6. Translation version

1. Brief introduction

  • The previously summarized ViT backbone itself does not design a suitable structure for intensive predictive tasks such as segmentation and detection in vision.
    Subsequent papers such as SERT simply used VIT as an Encoder, and the single-scale features extracted by it were processed by some simple Decoders to verify the effect of Transformer on semantic segmentation tasks.
    However, we know that multi-scale features are very important in semantic segmentation tasks, so a vision transformer backbone that can extract multi-scale features is proposed in PVT
    .
    insert image description here

2. Main work

2.1 Problems left by ViT

The structure of ViT is as follows, it is the same columnar structure as the original Transformer. This means,
1) The feature map output by ViT lacking multi-scale features is basically the same size as the input.
This causes ViT to only output single-scale features when it is used as an Encoder.
It can only output 16-stride or 32-stride feature maps in the whole process;
2) The calculation cost increases sharply.
Once the resolution of the input image is slightly larger, the memory usage will be very high or even the memory will overflow.
Compared with classification tasks, segmentation and detection often require larger resolution image inputs. Therefore, on the one hand, we need to divide more patches
than classification tasks to obtain features of the same granularity . If the same number of patches is still maintained, the granularity of the features will become coarser, resulting in performance degradation. On the other hand, we know that the computational overhead of Transformer is positively correlated with the number of tokenized patches. The larger the number of patches, the higher the computational overhead. big . Therefore, if we increase the number of patches, it may make our already poor computing resources worse. The above is the first flaw of ViT applied to dense prediction tasks.

The solution
is simple and rude:

  • If the output resolution is not enough, increase it;
  • The patch token sequence is too long, resulting in a large amount of calculation for the attention matrix, so the length of the overall sequence can be reduced in a targeted manner, or only the length of k and v can be reduced (as shown in the figure below).

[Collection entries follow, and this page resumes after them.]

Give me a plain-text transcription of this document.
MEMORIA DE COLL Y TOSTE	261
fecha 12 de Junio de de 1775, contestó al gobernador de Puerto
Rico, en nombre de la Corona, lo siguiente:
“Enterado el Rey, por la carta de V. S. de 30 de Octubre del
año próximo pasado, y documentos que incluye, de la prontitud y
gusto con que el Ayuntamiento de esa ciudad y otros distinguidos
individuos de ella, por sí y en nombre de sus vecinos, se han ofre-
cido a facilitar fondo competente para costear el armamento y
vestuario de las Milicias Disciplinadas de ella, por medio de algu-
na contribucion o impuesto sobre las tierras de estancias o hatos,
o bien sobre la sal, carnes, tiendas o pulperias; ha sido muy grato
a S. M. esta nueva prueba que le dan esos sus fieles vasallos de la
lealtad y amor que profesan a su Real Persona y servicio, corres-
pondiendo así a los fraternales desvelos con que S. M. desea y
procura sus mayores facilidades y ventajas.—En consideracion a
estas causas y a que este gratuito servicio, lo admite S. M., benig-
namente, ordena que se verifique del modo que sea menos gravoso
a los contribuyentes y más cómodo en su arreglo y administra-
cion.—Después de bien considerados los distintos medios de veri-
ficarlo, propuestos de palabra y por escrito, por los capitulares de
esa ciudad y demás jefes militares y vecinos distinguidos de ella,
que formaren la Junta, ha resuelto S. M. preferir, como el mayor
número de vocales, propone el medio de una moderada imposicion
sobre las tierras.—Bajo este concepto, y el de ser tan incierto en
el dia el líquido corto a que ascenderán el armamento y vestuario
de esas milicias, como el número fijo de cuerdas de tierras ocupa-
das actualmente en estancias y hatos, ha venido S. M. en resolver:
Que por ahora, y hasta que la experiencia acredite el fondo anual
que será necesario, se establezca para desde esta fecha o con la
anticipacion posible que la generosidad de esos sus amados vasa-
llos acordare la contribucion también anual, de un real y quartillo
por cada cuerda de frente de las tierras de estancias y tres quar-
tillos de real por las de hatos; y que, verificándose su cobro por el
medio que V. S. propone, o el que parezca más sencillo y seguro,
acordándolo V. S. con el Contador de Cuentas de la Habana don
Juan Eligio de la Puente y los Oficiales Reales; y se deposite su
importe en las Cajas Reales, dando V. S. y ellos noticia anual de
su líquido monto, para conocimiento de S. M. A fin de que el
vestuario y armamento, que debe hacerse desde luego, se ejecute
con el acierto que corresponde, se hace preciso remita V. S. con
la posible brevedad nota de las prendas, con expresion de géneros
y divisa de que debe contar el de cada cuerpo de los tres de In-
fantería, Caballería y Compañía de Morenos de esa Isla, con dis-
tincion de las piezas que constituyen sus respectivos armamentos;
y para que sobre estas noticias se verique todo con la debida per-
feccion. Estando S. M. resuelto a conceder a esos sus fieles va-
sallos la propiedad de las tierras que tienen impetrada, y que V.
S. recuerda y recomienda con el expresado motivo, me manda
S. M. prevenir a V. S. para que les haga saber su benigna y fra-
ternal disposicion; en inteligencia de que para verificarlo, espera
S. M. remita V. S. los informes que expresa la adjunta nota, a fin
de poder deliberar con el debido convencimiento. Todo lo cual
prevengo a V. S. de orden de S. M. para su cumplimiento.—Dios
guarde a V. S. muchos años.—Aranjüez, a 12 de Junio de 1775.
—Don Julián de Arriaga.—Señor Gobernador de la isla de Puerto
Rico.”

2.2 Introduce pyramid structure

After years of development, the CNN backbone in computer vision has precipitated some general design patterns.
The most typical is the pyramid structure.
A simple summary is:

1) The resolution of the feature map gradually decreases as the network deepens ;

2) The number of channels of the feature map gradually increases as the network deepens .
Almost all dense prediction algorithms are designed around feature pyramids

How can this structure be introduced into Transformer?
In the end, it was found that simply stacking multiple independent Transformer encoders works best.
Then we get the PVT, as shown in the figure below. In each Stage, the resolution of the input is gradually reduced by Patch Embedding .

Among them, in addition to the pyramid structure. In order to process high-resolution (4-stride or 8-stride) feature maps at a lower cost , we have also made some adjustments to Multi-Head Attention.
insert image description here
In order to reduce the amount of computation while ensuring the resolution of the feature map and the global receptive field , we reduce the length and width of the key (K) and value (V) to 1/R_i respectively. In this way, we can process 4-stride and 8-stride feature maps at a small cost.

3. Design scheme of PVT

The model is generally composed of 4 stages for generating features of different scales, and each stage consists of Patch Embedding and several Transformer modules (which have been changed compared to the original transformer).

  • Patch Embedding: The purpose is to divide the information into blocks, reduce the image size of a single image, but increase the depth of the data
  • Transformer Encoder: The purpose is to calculate the attention value of the image. As the depth becomes larger, the computational complexity will increase, so here the author uses Special Reduction to reduce the computational complexity

In the first stage, given an input image of size HX WX3, we process it as follows:

First, it is divided into square blocks of HW/4 (here, in order to benchmark against ResNet, the size of the maximum output feature is 1/4 of the original resolution), and the size of each block is; then, the
expanded The block is sent to the linear projection to obtain an embedded block with a size of HW/4 square xC1;
secondly, the aforementioned embedded block and position embedding information are sent to Transformer's Encoder, and the output will be reshap as .H/4 XW/4 X C1

In a similar way, we can get features F2 F3 F4 with the output of the previous stage as input.

H * W * 3 -> stage1 block -> H/4 * W/4 * C1 -> stage2 block -> H/8 * W/8 * C2 -> stage3 block -> H/16 * W/16 * C3 -> stage3 block -> H/32 * W/32 * C4

insert image description here

3.1 Patch embedding

The Patch Embedding part is the same as the block operation of the picture in ViT, that is,
insert image description here
in this way we can flexibly adjust the feature size of each stage so that it can build a feature pyramid for Transformer.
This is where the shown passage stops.